Wolf-Rayet stars may seem exotic compared to our Sun, but they may have played a role in star and planet formation. When a Wolf-Rayet star clears an area, the swept-up material can pile up at the outskirts and become dense enough for new stars to form. There is some evidence the Sun formed in such a scenario.
Each ring was created when the two stars came close together and their stellar winds (streams of gas they blow into space) met, compressing the gas and forming dust. The stars’ orbits bring them together about once every eight years; like the growth of rings of a tree’s trunk, the dust loops mark the passage of time.
“We’re looking at over a century of dust production from this system,” said Ryan Lau, an astronomer at NSF’s NOIRLab and lead author of a new study about the system, published today in the journal Nature Astronomy. “The image also illustrates just how sensitive this telescope is.
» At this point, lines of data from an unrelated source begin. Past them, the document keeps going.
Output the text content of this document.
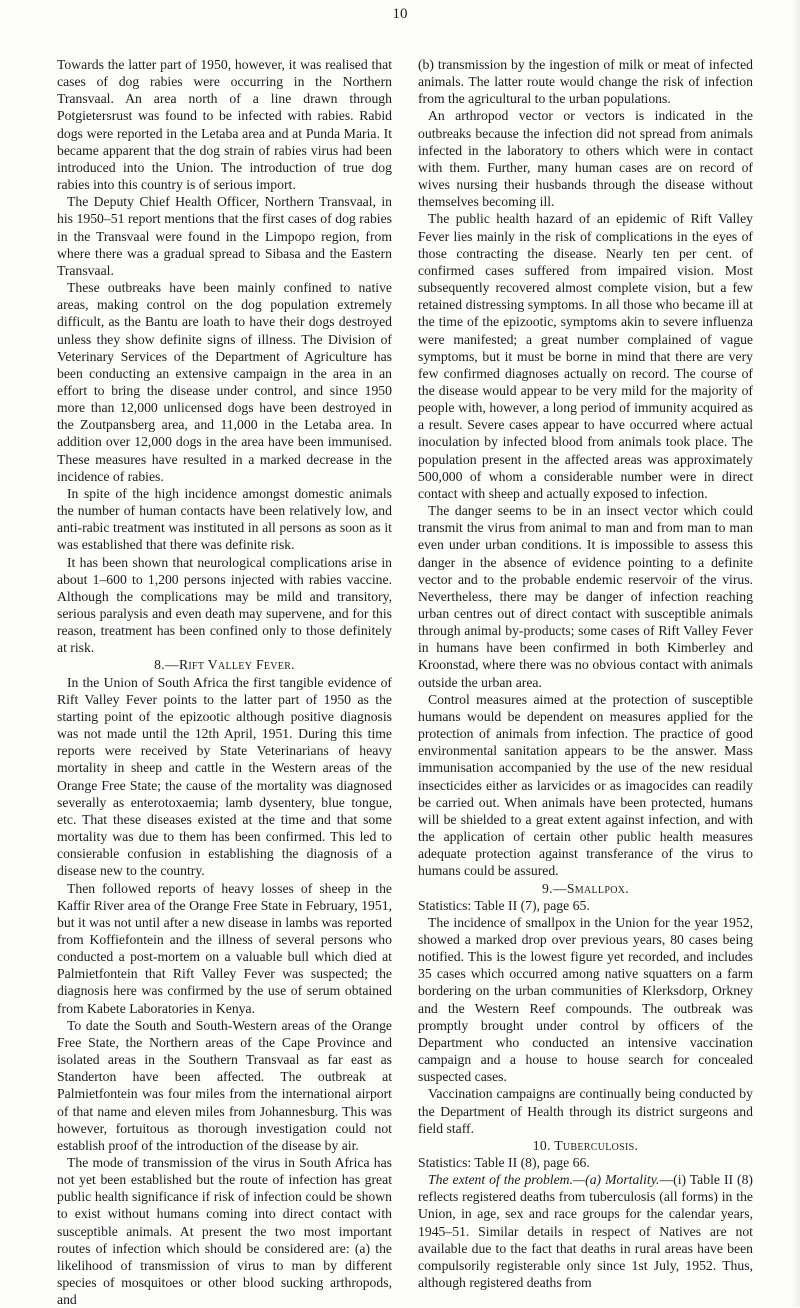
10

Towards the latter part of 1950, however, it was realised that cases of dog rabies were occurring in the Northern Transvaal. An area north of a line drawn through Potgietersrust was found to be infected with rabies. Rabid dogs were reported in the Letaba area and at Punda Maria. It became apparent that the dog strain of rabies virus had been introduced into the Union. The introduction of true dog rabies into this country is of serious import.

The Deputy Chief Health Officer, Northern Transvaal, in his 1950–51 report mentions that the first cases of dog rabies in the Transvaal were found in the Limpopo region, from where there was a gradual spread to Sibasa and the Eastern Transvaal.

These outbreaks have been mainly confined to native areas, making control on the dog population extremely difficult, as the Bantu are loath to have their dogs destroyed unless they show definite signs of illness. The Division of Veterinary Services of the Department of Agriculture has been conducting an extensive campaign in the area in an effort to bring the disease under control, and since 1950 more than 12,000 unlicensed dogs have been destroyed in the Zoutpansberg area, and 11,000 in the Letaba area. In addition over 12,000 dogs in the area have been immunised. These measures have resulted in a marked decrease in the incidence of rabies.

In spite of the high incidence amongst domestic animals the number of human contacts have been relatively low, and anti-rabic treatment was instituted in all persons as soon as it was established that there was definite risk.

It has been shown that neurological complications arise in about 1–600 to 1,200 persons injected with rabies vaccine. Although the complications may be mild and transitory, serious paralysis and even death may supervene, and for this reason, treatment has been confined only to those definitely at risk.

8.—Rift Valley Fever.

In the Union of South Africa the first tangible evidence of Rift Valley Fever points to the latter part of 1950 as the starting point of the epizootic although positive diagnosis was not made until the 12th April, 1951. During this time reports were received by State Veterinarians of heavy mortality in sheep and cattle in the Western areas of the Orange Free State; the cause of the mortality was diagnosed severally as enterotoxaemia; lamb dysentery, blue tongue, etc. That these diseases existed at the time and that some mortality was due to them has been confirmed. This led to consierable confusion in establishing the diagnosis of a disease new to the country.

Then followed reports of heavy losses of sheep in the Kaffir River area of the Orange Free State in February, 1951, but it was not until after a new disease in lambs was reported from Koffiefontein and the illness of several persons who conducted a post-mortem on a valuable bull which died at Palmietfontein that Rift Valley Fever was suspected; the diagnosis here was confirmed by the use of serum obtained from Kabete Laboratories in Kenya.

To date the South and South-Western areas of the Orange Free State, the Northern areas of the Cape Province and isolated areas in the Southern Transvaal as far east as Standerton have been affected. The outbreak at Palmietfontein was four miles from the international airport of that name and eleven miles from Johannesburg. This was however, fortuitous as thorough investigation could not establish proof of the introduction of the disease by air.

The mode of transmission of the virus in South Africa has not yet been established but the route of infection has great public health significance if risk of infection could be shown to exist without humans coming into direct contact with susceptible animals. At present the two most important routes of infection which should be considered are: (a) the likelihood of transmission of virus to man by different species of mosquitoes or other blood sucking arthropods, and

(b) transmission by the ingestion of milk or meat of infected animals. The latter route would change the risk of infection from the agricultural to the urban populations.

An arthropod vector or vectors is indicated in the outbreaks because the infection did not spread from animals infected in the laboratory to others which were in contact with them. Further, many human cases are on record of wives nursing their husbands through the disease without themselves becoming ill.

The public health hazard of an epidemic of Rift Valley Fever lies mainly in the risk of complications in the eyes of those contracting the disease. Nearly ten per cent. of confirmed cases suffered from impaired vision. Most subsequently recovered almost complete vision, but a few retained distressing symptoms. In all those who became ill at the time of the epizootic, symptoms akin to severe influenza were manifested; a great number complained of vague symptoms, but it must be borne in mind that there are very few confirmed diagnoses actually on record. The course of the disease would appear to be very mild for the majority of people with, however, a long period of immunity acquired as a result. Severe cases appear to have occurred where actual inoculation by infected blood from animals took place. The population present in the affected areas was approximately 500,000 of whom a considerable number were in direct contact with sheep and actually exposed to infection.

The danger seems to be in an insect vector which could transmit the virus from animal to man and from man to man even under urban conditions. It is impossible to assess this danger in the absence of evidence pointing to a definite vector and to the probable endemic reservoir of the virus. Nevertheless, there may be danger of infection reaching urban centres out of direct contact with susceptible animals through animal by-products; some cases of Rift Valley Fever in humans have been confirmed in both Kimberley and Kroonstad, where there was no obvious contact with animals outside the urban area.

Control measures aimed at the protection of susceptible humans would be dependent on measures applied for the protection of animals from infection. The practice of good environmental sanitation appears to be the answer. Mass immunisation accompanied by the use of the new residual insecticides either as larvicides or as imagocides can readily be carried out. When animals have been protected, humans will be shielded to a great extent against infection, and with the application of certain other public health measures adequate protection against transferance of the virus to humans could be assured.

9.—Smallpox.

Statistics: Table II (7), page 65.

The incidence of smallpox in the Union for the year 1952, showed a marked drop over previous years, 80 cases being notified. This is the lowest figure yet recorded, and includes 35 cases which occurred among native squatters on a farm bordering on the urban communities of Klerksdorp, Orkney and the Western Reef compounds. The outbreak was promptly brought under control by officers of the Department who conducted an intensive vaccination campaign and a house to house search for concealed suspected cases.

Vaccination campaigns are continually being conducted by the Department of Health through its district surgeons and field staff.

10. Tuberculosis.

Statistics: Table II (8), page 66.

The extent of the problem.—(a) Mortality.—(i) Table II (8) reflects registered deaths from tuberculosis (all forms) in the Union, in age, sex and race groups for the calendar years, 1945–51. Similar details in respect of Natives are not available due to the fact that deaths in rural areas have been compulsorily registerable only since 1st July, 1952. Thus, although registered deaths from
Before, we were only able to see two dust rings, using ground-based telescopes. Now we see at least 17 of them.”
In addition to Webb’s overall sensitivity, its Mid-Infrared Instrument (MIRI) is uniquely qualified to study the dust rings – or what Lau and his colleagues call shells, because they are thicker and wider than they appear in the image.
In comparison with the Keck Observatory, Weber once again demonstrated its frightening observational power. Keck, which claims to be one of the most powerful telescopes on the surface of the Earth, captured only two innermost rings around WR 140, while Webb captured 17.